We're using Closure HTML and Drakma to extract information from Web pages. We've run across an intermittent fault with one page in particular from YouTube. We had a little difficulty reproducing the bug at first, but we discovered that YouTube was sending us different contents each time. We ran our code in a loop and captured several hundred deliveries of the Web page in question until we got another instance that failed.
I've put a copy of the HTML that trips the bug up at
http://www.deepsky.com/~tuxedo/youtube-sgml-breaker.html
You can see the problem by loading closure-html and drakma and evaluating this form:
(chtml:parse (drakma:http-request "http://www.deepsky.com/~tuxedo/youtube-sgml-breaker.html") (chtml:make-lhtml-builder))
On SBCL 1.0.53, I'm getting this error:
Index 8192 out of bounds for (SIMPLE-ARRAY CHARACTER (8192)), should be nonnegative and <8192. [Condition of type SB-INT:INVALID-ARRAY-INDEX-ERROR]

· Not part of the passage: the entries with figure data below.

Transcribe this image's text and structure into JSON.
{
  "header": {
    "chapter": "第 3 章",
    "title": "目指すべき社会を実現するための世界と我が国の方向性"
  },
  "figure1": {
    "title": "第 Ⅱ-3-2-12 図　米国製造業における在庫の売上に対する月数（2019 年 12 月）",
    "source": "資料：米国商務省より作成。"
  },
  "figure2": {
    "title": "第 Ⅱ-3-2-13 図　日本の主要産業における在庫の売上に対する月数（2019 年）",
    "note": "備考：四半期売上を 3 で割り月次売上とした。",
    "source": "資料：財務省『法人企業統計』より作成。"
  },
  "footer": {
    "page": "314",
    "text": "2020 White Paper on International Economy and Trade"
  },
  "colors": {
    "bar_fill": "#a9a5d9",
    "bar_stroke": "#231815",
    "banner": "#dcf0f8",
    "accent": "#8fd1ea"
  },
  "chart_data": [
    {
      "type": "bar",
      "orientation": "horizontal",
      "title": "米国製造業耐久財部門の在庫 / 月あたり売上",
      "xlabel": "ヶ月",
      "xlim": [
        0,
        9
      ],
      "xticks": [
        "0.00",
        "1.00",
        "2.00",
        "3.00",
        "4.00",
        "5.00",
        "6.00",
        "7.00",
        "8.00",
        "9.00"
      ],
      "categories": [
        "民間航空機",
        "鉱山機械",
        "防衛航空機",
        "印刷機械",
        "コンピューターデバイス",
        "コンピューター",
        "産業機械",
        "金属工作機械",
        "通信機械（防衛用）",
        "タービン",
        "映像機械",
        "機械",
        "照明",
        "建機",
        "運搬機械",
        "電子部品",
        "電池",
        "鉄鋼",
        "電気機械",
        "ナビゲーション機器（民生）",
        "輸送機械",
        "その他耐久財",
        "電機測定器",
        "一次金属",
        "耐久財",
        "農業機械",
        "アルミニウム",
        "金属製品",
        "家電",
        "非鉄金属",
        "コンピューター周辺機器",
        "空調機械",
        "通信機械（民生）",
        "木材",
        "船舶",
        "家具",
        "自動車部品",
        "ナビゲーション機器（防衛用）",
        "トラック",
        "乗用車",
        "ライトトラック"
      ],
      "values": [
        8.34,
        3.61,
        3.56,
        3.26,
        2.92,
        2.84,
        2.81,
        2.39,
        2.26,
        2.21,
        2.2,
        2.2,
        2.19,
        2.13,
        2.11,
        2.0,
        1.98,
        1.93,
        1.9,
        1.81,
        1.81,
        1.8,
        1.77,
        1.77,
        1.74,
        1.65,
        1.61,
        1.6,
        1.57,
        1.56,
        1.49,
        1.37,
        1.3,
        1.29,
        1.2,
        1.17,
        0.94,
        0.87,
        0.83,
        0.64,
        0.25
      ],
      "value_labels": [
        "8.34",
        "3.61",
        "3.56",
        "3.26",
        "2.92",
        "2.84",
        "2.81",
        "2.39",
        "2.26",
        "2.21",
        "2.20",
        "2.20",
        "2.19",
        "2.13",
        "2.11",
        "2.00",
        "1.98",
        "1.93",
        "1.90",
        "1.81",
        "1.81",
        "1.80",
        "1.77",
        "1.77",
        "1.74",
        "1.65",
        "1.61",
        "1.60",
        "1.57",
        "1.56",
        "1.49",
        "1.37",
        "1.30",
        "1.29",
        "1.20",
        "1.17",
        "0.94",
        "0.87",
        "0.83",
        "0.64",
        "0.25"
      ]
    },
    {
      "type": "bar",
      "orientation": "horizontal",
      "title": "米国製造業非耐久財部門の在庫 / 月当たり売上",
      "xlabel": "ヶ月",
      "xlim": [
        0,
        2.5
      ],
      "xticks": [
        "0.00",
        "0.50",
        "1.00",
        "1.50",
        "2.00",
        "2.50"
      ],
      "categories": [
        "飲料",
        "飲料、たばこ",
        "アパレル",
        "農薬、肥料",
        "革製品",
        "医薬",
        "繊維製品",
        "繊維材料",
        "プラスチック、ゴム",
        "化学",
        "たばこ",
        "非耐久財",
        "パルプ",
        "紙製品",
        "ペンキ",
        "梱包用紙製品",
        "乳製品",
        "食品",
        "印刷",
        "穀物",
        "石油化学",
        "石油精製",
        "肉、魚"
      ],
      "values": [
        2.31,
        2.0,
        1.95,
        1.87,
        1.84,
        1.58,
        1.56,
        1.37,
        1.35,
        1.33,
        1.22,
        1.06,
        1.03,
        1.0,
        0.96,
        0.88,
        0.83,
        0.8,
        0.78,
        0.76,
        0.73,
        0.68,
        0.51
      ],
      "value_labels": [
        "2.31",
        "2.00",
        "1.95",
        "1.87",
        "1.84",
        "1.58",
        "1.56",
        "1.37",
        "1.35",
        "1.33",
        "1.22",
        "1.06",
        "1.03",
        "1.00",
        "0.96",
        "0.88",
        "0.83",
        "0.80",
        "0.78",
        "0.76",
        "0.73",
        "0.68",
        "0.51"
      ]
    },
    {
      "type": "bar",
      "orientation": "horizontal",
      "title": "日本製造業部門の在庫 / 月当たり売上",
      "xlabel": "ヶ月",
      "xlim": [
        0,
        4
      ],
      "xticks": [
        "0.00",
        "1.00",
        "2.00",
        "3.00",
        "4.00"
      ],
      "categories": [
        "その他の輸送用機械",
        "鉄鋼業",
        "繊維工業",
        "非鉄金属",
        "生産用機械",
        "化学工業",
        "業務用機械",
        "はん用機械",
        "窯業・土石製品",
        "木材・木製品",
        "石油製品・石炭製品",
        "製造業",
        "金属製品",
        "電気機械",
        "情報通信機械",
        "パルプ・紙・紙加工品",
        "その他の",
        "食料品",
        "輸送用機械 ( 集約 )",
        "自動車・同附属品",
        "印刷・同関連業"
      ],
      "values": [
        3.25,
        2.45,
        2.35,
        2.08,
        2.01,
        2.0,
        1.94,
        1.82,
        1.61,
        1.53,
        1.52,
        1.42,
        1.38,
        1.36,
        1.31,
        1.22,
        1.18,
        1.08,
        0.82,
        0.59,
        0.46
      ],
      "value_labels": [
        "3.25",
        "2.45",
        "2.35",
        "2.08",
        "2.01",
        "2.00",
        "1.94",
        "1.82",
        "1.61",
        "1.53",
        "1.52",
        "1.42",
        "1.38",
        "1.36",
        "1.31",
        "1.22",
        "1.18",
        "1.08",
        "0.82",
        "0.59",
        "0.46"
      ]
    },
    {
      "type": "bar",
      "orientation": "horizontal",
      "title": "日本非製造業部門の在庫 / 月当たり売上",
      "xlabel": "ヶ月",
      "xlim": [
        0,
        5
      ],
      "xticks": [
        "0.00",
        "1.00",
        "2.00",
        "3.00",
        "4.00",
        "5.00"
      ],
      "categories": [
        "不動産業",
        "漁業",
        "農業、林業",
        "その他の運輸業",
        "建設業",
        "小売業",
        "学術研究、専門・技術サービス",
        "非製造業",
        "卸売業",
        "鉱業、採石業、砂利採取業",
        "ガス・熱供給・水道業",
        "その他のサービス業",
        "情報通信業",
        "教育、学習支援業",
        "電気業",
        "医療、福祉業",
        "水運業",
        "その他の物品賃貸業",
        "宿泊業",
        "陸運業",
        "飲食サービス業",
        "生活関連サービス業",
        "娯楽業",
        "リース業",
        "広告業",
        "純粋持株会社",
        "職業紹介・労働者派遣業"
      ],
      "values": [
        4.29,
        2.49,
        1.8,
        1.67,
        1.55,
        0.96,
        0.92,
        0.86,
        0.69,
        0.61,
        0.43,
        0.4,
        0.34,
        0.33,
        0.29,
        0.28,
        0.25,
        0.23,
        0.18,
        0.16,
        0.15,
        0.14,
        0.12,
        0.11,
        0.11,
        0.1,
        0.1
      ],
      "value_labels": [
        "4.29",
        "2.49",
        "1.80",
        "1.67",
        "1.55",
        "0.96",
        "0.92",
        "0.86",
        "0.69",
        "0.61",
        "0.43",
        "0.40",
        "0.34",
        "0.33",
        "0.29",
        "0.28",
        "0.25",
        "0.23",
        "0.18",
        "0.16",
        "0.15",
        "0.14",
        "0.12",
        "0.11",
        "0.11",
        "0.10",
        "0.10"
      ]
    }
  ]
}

The error is raised in SGML::READ-LITERAL. I only vaguely understand what's going on in that function. I note that it's raising the error when it's parsing the big block of flashvar-related stuff on line 244 of the HTML file, and if I delete or add an extra character earlier in that line, I can make the error go away. I infer that there's something happening in the character decoding at the point where it needs to grow the buffer that's making it lose, but I can't figure out just what it is.
Keith Browne